The urgent need is investment in trust-building in new ways. Let us not miss the opportunity to learn from early mistakes and support those hardest hit by the pandemic. Hesitancy and low uptake can mean the difference between life and death for those most at risk. But building trust requires customization. Messaging, outreach and access for Latino communities will need to be different for a metro area Black community or a rural Native American community. All have suffered discrimination, as well as a disproportionate impact from the pandemic, but their needs are not the same. The inadequate effort towards culturally specific trust-building on the part of health care institutions means that some people may hesitate to engage with the system. Mexican immigrants, for example, who make up a large proportion of the Latino population in the Pacific Northwest, are typically pro-vaccination; their kids tend to have some of the highest vaccination rates relative to other groups. Yet, they have not been clamoring for vaccines en masse. A Kaiser Family Foundation poll recently showed that 66% of Black adults say the government’s response to the COVID-19 pandemic would be stronger if white people were getting sick and dying at higher rates than people of color. There is much work to be done.

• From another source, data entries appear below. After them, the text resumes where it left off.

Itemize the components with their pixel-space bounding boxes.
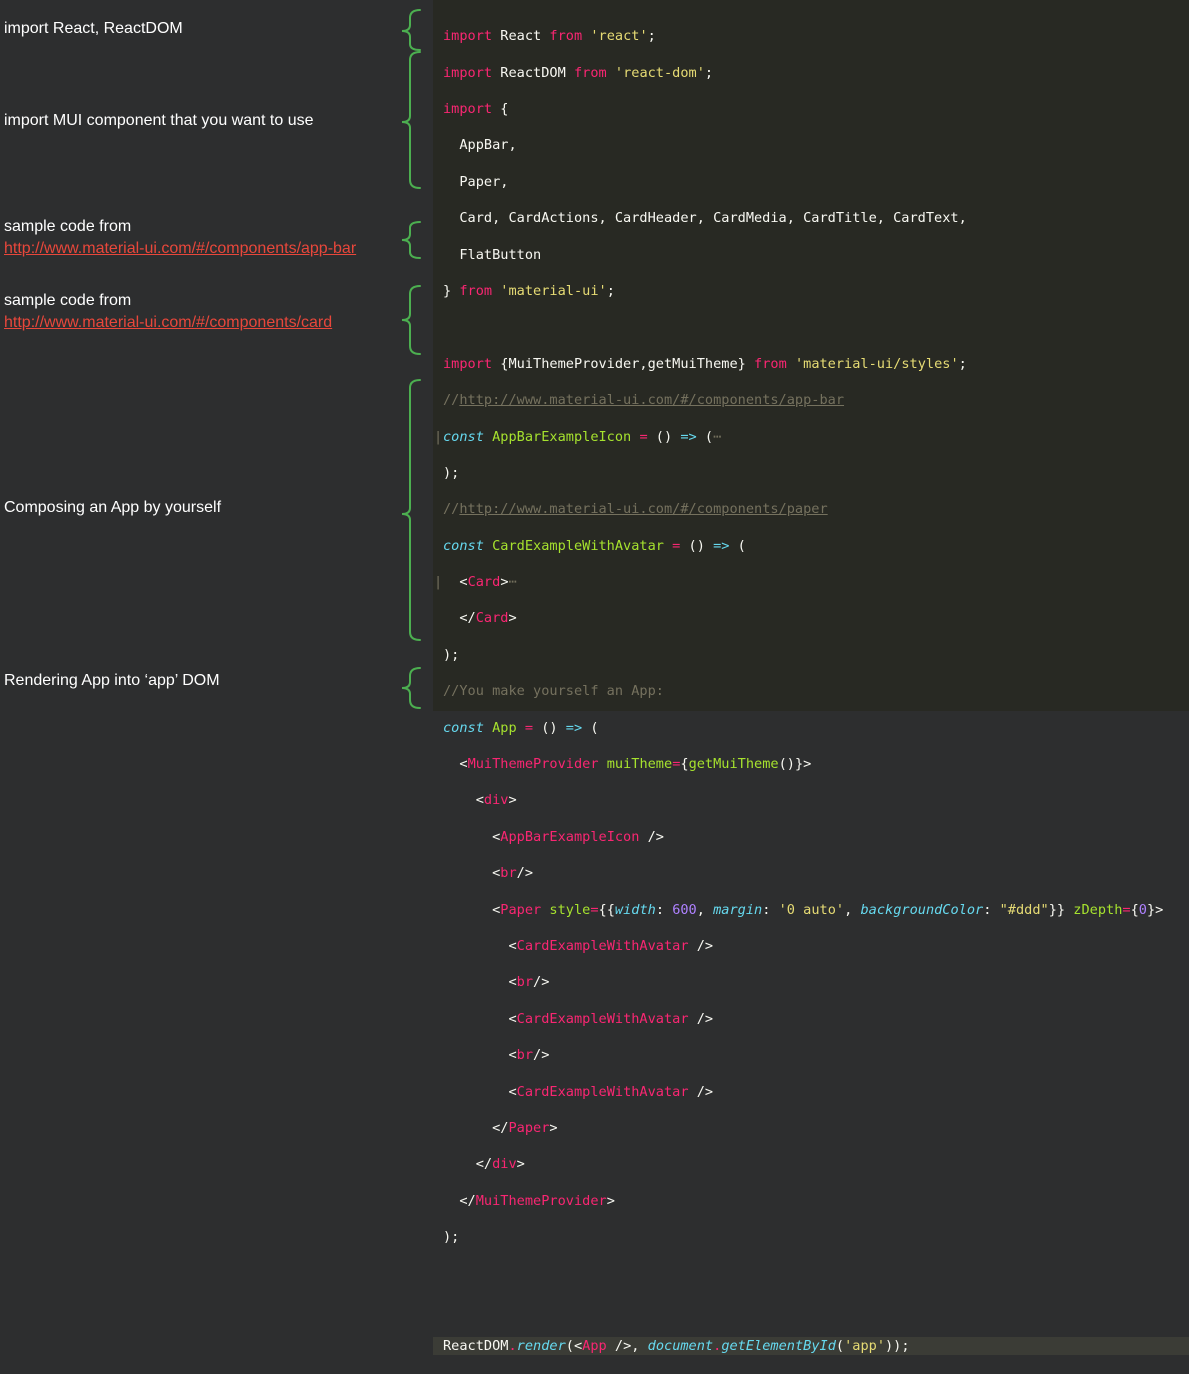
code-line: <br/> <box>443 1047 550 1064</box>
code-line: <CardExampleWithAvatar /> <box>443 1083 714 1100</box>
code-line: FlatButton <box>443 246 542 263</box>
code-line: <CardExampleWithAvatar /> <box>443 937 714 954</box>
code-line: <br/> <box>443 865 534 882</box>
bracket-import-mui <box>401 51 421 189</box>
annotation-sample-card: sample code from http://www.material-ui.… <box>4 290 332 334</box>
annotation-text: import MUI component that you want to us… <box>4 112 314 129</box>
code-line: <div> <box>443 792 517 809</box>
appbar-docs-link[interactable]: http://www.material-ui.com/#/components/… <box>4 240 356 257</box>
code-line: <CardExampleWithAvatar /> <box>443 1010 714 1027</box>
code-line: Card, CardActions, CardHeader, CardMedia… <box>443 210 967 227</box>
code-line: </Paper> <box>443 1119 558 1136</box>
code-line: <AppBarExampleIcon /> <box>443 828 664 845</box>
code-line: ); <box>443 1229 460 1246</box>
code-line: ); <box>443 464 460 481</box>
card-docs-link[interactable]: http://www.material-ui.com/#/components/… <box>4 314 332 331</box>
code-line: </Card> <box>443 610 517 627</box>
code-line: </MuiThemeProvider> <box>443 1192 615 1209</box>
annotation-text: Composing an App by yourself <box>4 499 222 516</box>
code-line: Paper, <box>443 173 509 190</box>
annotation-import-react: import React, ReactDOM <box>4 18 183 40</box>
fold-marker-icon[interactable]: | <box>434 573 442 591</box>
annotation-text: sample code from <box>4 218 132 235</box>
code-line: <MuiThemeProvider muiTheme={getMuiTheme(… <box>443 756 812 773</box>
bracket-import-react <box>401 9 421 51</box>
bracket-render-app <box>401 667 421 709</box>
code-line: | const AppBarExampleIcon = () => (⋯ <box>434 428 722 445</box>
bracket-sample-appbar <box>401 221 421 259</box>
code-line: //You make yourself an App: <box>443 683 664 700</box>
code-line: import { <box>443 100 509 117</box>
fold-marker-icon[interactable]: | <box>434 428 442 446</box>
bracket-sample-card <box>401 285 421 355</box>
annotation-text: sample code from <box>4 292 132 309</box>
annotation-text: Rendering App into ‘app’ DOM <box>4 672 220 689</box>
code-line: import ReactDOM from 'react-dom'; <box>443 64 714 81</box>
code-line: </div> <box>443 1156 525 1173</box>
code-line: AppBar, <box>443 137 517 154</box>
bracket-compose-app <box>401 379 421 641</box>
annotation-text: import React, ReactDOM <box>4 20 183 37</box>
code-line: <br/> <box>443 974 550 991</box>
annotation-panel: import React, ReactDOM import MUI compon… <box>0 0 400 711</box>
code-line: //http://www.material-ui.com/#/component… <box>443 501 828 518</box>
code-line: } from 'material-ui'; <box>443 282 615 299</box>
bracket-group <box>401 9 421 709</box>
annotation-compose-app: Composing an App by yourself <box>4 497 221 519</box>
code-content: import React from 'react'; import ReactD… <box>433 9 1189 1374</box>
code-line: import React from 'react'; <box>443 28 656 45</box>
code-line: import {MuiThemeProvider,getMuiTheme} fr… <box>443 355 967 372</box>
code-line-current: ReactDOM.render(<App />, document.getEle… <box>433 1337 1189 1356</box>
code-line: <Paper style={{width: 600, margin: '0 au… <box>443 901 1164 918</box>
code-editor[interactable]: import React from 'react'; import ReactD… <box>433 0 1189 1356</box>
code-line: //http://www.material-ui.com/#/component… <box>443 392 845 409</box>
annotation-import-mui: import MUI component that you want to us… <box>4 110 313 132</box>
collapsed-code-icon[interactable]: ⋯ <box>509 574 517 590</box>
code-line: const App = () => ( <box>443 719 599 736</box>
code-line: const CardExampleWithAvatar = () => ( <box>443 537 746 554</box>
code-line: | <Card>⋯ <box>434 574 517 591</box>
annotation-render-app: Rendering App into ‘app’ DOM <box>4 670 220 692</box>
code-line: ); <box>443 646 460 663</box>
collapsed-code-icon[interactable]: ⋯ <box>713 429 721 445</box>
annotation-sample-appbar: sample code from http://www.material-ui.… <box>4 216 356 260</box>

Black and Brown people don’t want any more COVID-19 in their families, and want to go back to work or continue to work safely. Many community members and leaders have also stated clearly they want access to health care, including vaccines, with attention to relationship-based, honest information sharing, and in their preferred language. We know the gap is in trustworthiness of health systems and government agencies. Communities need outreach and support with language and cultural translation, via trusted messengers and navigators. We must relay accurate information about the vaccine, and do so in digestible, customized ways. Our communities have said what they need, and it is now time to listen and act, if we truly intend to make an impact on what really matters.
Dr. Tanya Kapka is a family medicine physician; Adelina Mart is an epidemiologist; Dr. Shimi Sharief is a nephrologist and Dr. Bukhosi Dube is an internist.